Today a coworker remarked to me that he had been using the JavaScript native array method .filter, but found that writing a custom for loop to do the filtering was much faster. “How can this be?” we wondered, “Native is always faster!”
Since I’m skeptical by nature, my first move was to confirm my coworker’s claim in a controlled environment.
I created an array of a few million random numbers, and a function to filter then based on even or odd.
var vals = []; for (var i = 0; i < 5000000; i++) { vals.push(Math.floor((Math.random() * 100) + 1)); } var f = function(x) { return x % 2 === 0; };
Then I applied a performance measurement:
function measure(f) { var start = performance.now(); f(); var end = performance.now(); var diff = end - start document.write(f + " took " + diff + " ms.<br />"); }
I also wrote a completely naive for-loop based filter method which I attached to the Array prototype.
Array.prototype.naiveForFilter = function(f) { 'use strict'; var results = []; var len = this.length; for (var i = 0; i < len; i++) { if (f(this[i])) { results.push(this[i]); } } return results; };
Finally, I compared the execution time of the two:
measure(function() { vals.filter(f) }); measure(function() { vals.naiveForFilter(f) });
The outcome (in Chrome) was shocking: the naive hand-rolled for loop ran in 1/5 the time of the native filter method. This seemed opposed to all possible common-sense. I asked my coworker if he had done any search, and he said there was an article from 2011, but he figured since it was so many years ago, it wouldn't still apply.
The article claims the slow-down is due to the additional safeties offered by the native method:
- It ignores deleted values and gaps in the array
- It optionally sets the execution context of the predicate function
- It prevents the predicate function from mutating the data
This still seems a little suspect, given that the native method was 5x slower. It also raises the question (just a curiosity) of how much impact each of those safeties costs. Is there one in particular that incurs a higher cost? To dig further, I pulled the Mozilla polyfill reference implementation for filter.

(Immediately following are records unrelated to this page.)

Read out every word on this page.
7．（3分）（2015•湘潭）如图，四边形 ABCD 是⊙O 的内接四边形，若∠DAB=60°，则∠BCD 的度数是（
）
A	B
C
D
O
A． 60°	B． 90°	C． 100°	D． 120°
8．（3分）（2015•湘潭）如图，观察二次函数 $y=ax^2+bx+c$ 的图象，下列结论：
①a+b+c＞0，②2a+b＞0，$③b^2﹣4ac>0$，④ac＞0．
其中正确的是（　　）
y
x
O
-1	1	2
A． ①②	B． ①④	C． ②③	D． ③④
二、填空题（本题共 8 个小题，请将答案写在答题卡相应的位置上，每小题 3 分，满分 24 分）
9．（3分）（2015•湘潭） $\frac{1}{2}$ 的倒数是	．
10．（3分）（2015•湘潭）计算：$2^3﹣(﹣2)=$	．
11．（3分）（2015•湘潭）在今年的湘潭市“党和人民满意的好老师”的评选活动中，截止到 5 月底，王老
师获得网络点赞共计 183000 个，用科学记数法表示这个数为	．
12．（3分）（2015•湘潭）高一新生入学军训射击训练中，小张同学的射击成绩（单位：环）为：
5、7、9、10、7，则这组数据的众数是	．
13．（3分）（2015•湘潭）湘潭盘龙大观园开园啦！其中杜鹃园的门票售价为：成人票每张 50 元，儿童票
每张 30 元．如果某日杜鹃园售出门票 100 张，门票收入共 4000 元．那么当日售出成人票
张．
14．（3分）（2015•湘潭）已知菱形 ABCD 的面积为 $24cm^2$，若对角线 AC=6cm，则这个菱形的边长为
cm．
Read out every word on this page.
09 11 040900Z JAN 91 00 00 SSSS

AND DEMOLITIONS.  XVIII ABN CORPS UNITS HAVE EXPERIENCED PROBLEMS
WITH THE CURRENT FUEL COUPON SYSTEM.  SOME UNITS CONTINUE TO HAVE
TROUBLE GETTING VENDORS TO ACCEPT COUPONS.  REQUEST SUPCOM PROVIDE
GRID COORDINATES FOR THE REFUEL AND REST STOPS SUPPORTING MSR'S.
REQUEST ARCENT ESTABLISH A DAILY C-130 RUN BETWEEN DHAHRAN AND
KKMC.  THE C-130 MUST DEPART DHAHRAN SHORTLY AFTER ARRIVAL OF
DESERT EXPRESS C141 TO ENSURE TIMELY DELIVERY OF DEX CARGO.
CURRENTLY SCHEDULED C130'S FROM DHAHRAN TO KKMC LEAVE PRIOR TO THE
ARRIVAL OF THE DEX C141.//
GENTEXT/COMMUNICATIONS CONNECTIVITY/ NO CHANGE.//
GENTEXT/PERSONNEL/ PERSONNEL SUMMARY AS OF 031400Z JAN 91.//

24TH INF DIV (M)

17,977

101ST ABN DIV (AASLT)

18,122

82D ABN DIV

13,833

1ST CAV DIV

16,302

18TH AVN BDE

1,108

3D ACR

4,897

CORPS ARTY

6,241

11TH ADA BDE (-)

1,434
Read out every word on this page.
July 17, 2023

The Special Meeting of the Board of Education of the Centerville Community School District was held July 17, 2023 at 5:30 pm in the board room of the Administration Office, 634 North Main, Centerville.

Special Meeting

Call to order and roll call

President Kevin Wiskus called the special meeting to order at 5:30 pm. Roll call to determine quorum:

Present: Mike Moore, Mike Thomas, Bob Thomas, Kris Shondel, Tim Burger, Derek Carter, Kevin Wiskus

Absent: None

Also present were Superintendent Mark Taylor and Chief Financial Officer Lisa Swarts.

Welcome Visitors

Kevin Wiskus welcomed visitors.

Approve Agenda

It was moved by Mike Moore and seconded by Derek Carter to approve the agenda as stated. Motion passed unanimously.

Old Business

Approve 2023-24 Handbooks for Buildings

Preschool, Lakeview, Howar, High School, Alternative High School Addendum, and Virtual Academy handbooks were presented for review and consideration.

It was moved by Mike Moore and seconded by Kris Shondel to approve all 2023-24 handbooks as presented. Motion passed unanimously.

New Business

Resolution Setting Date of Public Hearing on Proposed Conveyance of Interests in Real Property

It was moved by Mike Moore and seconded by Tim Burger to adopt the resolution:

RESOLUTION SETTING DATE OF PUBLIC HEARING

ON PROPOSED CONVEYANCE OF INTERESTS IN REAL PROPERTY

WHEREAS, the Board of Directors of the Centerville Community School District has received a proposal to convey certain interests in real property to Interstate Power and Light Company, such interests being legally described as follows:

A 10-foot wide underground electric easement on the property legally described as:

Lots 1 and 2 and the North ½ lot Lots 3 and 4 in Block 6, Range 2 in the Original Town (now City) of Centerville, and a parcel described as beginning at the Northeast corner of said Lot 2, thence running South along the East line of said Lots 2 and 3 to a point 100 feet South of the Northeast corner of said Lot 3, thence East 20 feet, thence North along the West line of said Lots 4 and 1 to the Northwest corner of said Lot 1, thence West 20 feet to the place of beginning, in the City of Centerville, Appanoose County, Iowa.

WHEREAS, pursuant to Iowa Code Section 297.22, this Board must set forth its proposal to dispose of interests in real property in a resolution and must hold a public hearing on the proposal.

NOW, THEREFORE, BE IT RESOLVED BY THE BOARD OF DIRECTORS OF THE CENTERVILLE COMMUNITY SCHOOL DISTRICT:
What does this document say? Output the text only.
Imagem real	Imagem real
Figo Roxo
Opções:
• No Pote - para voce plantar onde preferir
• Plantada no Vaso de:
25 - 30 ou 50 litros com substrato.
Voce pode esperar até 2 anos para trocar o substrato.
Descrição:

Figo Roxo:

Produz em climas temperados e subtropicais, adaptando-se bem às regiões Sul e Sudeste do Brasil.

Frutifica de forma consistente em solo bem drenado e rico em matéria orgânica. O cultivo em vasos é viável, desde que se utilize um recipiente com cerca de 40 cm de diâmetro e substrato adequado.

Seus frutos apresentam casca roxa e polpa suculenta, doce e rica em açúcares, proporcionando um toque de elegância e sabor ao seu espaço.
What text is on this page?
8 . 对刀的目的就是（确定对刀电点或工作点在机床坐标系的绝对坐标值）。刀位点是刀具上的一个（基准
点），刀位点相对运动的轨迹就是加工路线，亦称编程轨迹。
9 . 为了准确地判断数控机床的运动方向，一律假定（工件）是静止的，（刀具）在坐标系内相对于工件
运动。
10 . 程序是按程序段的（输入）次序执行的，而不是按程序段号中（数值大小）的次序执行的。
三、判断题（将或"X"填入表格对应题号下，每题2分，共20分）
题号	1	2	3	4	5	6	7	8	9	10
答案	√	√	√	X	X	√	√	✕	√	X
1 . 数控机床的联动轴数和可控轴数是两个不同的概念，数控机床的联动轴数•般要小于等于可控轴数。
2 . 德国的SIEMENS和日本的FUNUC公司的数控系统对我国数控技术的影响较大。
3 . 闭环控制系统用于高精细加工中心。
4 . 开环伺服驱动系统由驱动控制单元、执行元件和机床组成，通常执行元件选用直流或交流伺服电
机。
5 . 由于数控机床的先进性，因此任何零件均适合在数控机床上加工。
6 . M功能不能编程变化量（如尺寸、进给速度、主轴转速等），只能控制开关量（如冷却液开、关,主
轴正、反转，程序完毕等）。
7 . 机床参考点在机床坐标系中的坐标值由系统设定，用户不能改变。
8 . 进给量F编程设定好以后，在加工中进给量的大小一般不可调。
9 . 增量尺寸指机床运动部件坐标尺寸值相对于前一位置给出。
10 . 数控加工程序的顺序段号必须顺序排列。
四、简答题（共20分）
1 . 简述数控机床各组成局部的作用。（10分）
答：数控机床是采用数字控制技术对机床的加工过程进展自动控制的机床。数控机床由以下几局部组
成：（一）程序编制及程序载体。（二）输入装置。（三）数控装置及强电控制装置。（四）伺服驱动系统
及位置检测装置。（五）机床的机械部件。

Adding this entry to my profiling, I found it about five times slower than the native method. Wow! So native, doing the same thing, is definitely faster. But still, the question is: where is the expense? I identified two possible cost centers visually in the polyfill: membership checking in the array using "in" and binding the context of the filter function using "call":
if (i in this) { if (f.call(thisArg, val, i, this)) {
I guessed that the context binding was the slow part. But to find out, I made multiple versions of the filter function, beginning the naive implementation (known to be very fast), and incrementally adding checks until it approached the complexity of the reference polyfill (known to be very slow). I tested all implementations on both browsers on my machine (Chrome and IE 11). I also compared to an implementation using ES6 foreach.
The performance differences are by far most significant in Chrome, where the use of "in" to validate if an element is present in the array is an extremely expensive operation. Introducing this check consumes the vast majority of time in the implementation. Note: this is not the same as an element being undefined, which is much cheaper check.
Interestingly, in IE 11 the performance is much more normalized, and it appears that the function binding (.call) is the most expensive incremental addition to the function, with the in being fairly cheap. IE 11 is also exposed as having poor JavaScript optimization capability, as even a tight naive JS loop is much much slower than a more involved native implementation, whereas in Chrome the opposite is true. I'm assuming Edge is much more performant but haven't tested.
So, even today, if performance is critical, it might be faster to hand roll a custom-tailored function as opposed to using the built-in natives, as the built-in natives may have special support (like filter does for sparse arrays) that are known to be not needed in your specific case. But as Knuth says, "premature optimization is the root of all evil", so always default to using the native functions unless you're sure you need something different.